В ответ раздался вздох, и тихо донеслось:
– Какой же ты наивный.
Разговаривали они часто и подолгу. Лада рассказывала в основном про дочку или про детство, только это вызывало у нее свет в глазах и приятные воспоминания. Георгий после долгих сомнений поведал правду о себе. Жизнь двадцать первого века спутнице показалась сказкой, она улыбалась и говорила, что верит. Она действительно верила, но, наверное, думала, что многое приукрашено. Разубеждать не было смысла. Теперь и самому Георгию прошлое казалось вымыслом.
Когда лежали, укрытые парусом, и глядели в бездонную черноту ночи, от случайных прикосновений пробивал сладкий разряд. Настоящая жизнь была именно здесь. Совершенно не хотелось в большой мир, где много людей, и всем от тебя что-нибудь нужно.
Не хотелось, но надо. План действий созрел из разговора:
– Я слышал, что оставшихся без гроша паломников отвозят домой бесплатно.
– Да, плату берут только за доставку сюда.
– Давай продадим лодку, – предложил Георгий. – Может хватить, чтобы узнать про Ульку.
– Чтобы ее продать, нужно плыть обратно. Лучше всего – в Гевал.
– Почему нельзя продать здесь?
– По той же причине, с которой ты начал разговор: паломников отвозят домой бесплатно. Служителям лодка тоже не нужна, им запрещено покидать остров.
Георгий уже достаточно оклемался, черные пятна на теле стали желтыми, отеки рассосались и почти пропали. Отплытие назначили на завтра, если ветер позволит.
Утром ветер исчез. Лодку удалось сдвинуть не сразу, пришлось подкапывать, сгребать гальку. Пошли на веслах. Рифы обогнули быстро и легко, без волн это оказалось проще простого.
И снова вдвоем посреди бескрайнего моря. Георгий греб, Лада сидела на корме, теребя спускавшийся на грудь кончик косы, и смотрела в сторону. Позади нее возвышался Олин пик – так и не покоренный. Ничего, не все в жизни получается сразу. «Трудно» или «долго». Или вместе. Ребенок начинает говорить не сразу, а потом его не заткнуть. Так же со всем прочим, что ни возьми.
Лада рассказала, что на пристани на нее косились с презрением, нередко даже плевались. Как же: мужняя жена, затем вдова, а живет с чужим мужиком. Так это смотрелось со стороны. Но узнав, что ее спутник – знаменитый Егорий Храбрый, люди извинялись перед Ладой, Егорию желали скорейшего выздоровления и спрашивали, чем помочь. Его репутация не давала допустить мысли, что путешествие с чужой женщиной может быть корыстным или греховным.

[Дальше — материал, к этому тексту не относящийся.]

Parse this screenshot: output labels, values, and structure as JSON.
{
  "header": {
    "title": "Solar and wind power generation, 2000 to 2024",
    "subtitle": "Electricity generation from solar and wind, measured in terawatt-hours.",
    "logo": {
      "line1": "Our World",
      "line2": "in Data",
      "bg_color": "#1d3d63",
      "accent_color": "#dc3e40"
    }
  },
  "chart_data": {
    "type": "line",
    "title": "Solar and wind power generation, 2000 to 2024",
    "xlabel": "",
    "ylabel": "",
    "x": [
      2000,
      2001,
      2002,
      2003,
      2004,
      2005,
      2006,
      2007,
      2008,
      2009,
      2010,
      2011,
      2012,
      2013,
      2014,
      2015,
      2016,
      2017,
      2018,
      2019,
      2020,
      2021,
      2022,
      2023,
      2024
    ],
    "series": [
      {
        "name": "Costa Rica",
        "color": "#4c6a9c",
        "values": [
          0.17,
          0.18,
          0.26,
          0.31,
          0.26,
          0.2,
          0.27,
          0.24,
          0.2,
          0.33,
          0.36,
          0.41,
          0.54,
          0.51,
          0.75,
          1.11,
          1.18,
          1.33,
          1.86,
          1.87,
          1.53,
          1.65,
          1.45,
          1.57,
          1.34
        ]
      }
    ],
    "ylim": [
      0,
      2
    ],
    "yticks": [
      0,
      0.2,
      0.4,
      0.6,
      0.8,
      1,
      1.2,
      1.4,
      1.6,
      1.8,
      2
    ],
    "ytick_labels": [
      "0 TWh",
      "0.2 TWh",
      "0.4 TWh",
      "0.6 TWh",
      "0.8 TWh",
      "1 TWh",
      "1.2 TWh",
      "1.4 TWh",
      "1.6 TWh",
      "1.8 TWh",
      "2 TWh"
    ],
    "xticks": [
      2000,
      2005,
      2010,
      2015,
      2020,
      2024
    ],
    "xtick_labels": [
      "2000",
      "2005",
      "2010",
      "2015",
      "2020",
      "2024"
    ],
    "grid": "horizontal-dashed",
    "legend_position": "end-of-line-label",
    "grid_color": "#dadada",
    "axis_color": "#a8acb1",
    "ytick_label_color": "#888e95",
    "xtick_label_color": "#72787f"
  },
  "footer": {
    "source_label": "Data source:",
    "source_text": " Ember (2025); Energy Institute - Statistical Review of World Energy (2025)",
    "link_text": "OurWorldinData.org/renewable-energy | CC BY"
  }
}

– По-моему, это ненормально. – Георгий указал на сочившуюся между досок воду.
Отремонтированный борт дал течь. Рассохлось или сказался удар второй лодкой, когда стукнулись бортами? Теперь не узнать. Может быть, лодку на берегу искривило солнце – свежие доски усохли или, наоборот, набухли от морской воды по сравнению с другими, и корпус перекосило. Или так коварно вылезло неумение мастера, занявшегося кораблестроением впервые в жизни. В каждом деле есть тонкости, неизвестные несведущему. Как бы то ни было, сейчас на дно текли несколько струек, и с каждой минутой их количество увеличивалось.
– Плывем назад. – Георгий стал разворачиваться, работая веслом с одной стороны.
Он мощно греб, Лада вычерпывала.
А вода все прибывала. Сначала она сочилась, потом текла и, наконец, хлынула. До берега не успеть при всем желании. И вплавь далековато.
Георгий выбил затычку из бочонка с питьевой водой и вылил две трети:
– Когда лодка утонет, будем держаться за него и грести потихоньку.
– Если не унесет течением, – тихо добавила Лада.
– Тогда будем грести не потихоньку, – впервые повысил голос Георгий.
Лада умолкла.
Нестерпимо потянуло обняться. Нельзя. Это значило признаться, что все кончено. Нет, все не может кончиться так. Все только начинается!
По колено в воде они стояли в погружавшейся лодке и смотрели друг на друга.
– Если мы не спасемся… – голос Лады задрожал, – я хочу тебе сказать…
– Смотри!
Счастье, что не успели уплыть далеко. Их заметили с отошедшего от пристани корабля. На парусе скалил пасть крылатый змей, над ним вился стяг с красной лисой.
– Там Егорий! – разнесся над водой звонкий голос Антошки.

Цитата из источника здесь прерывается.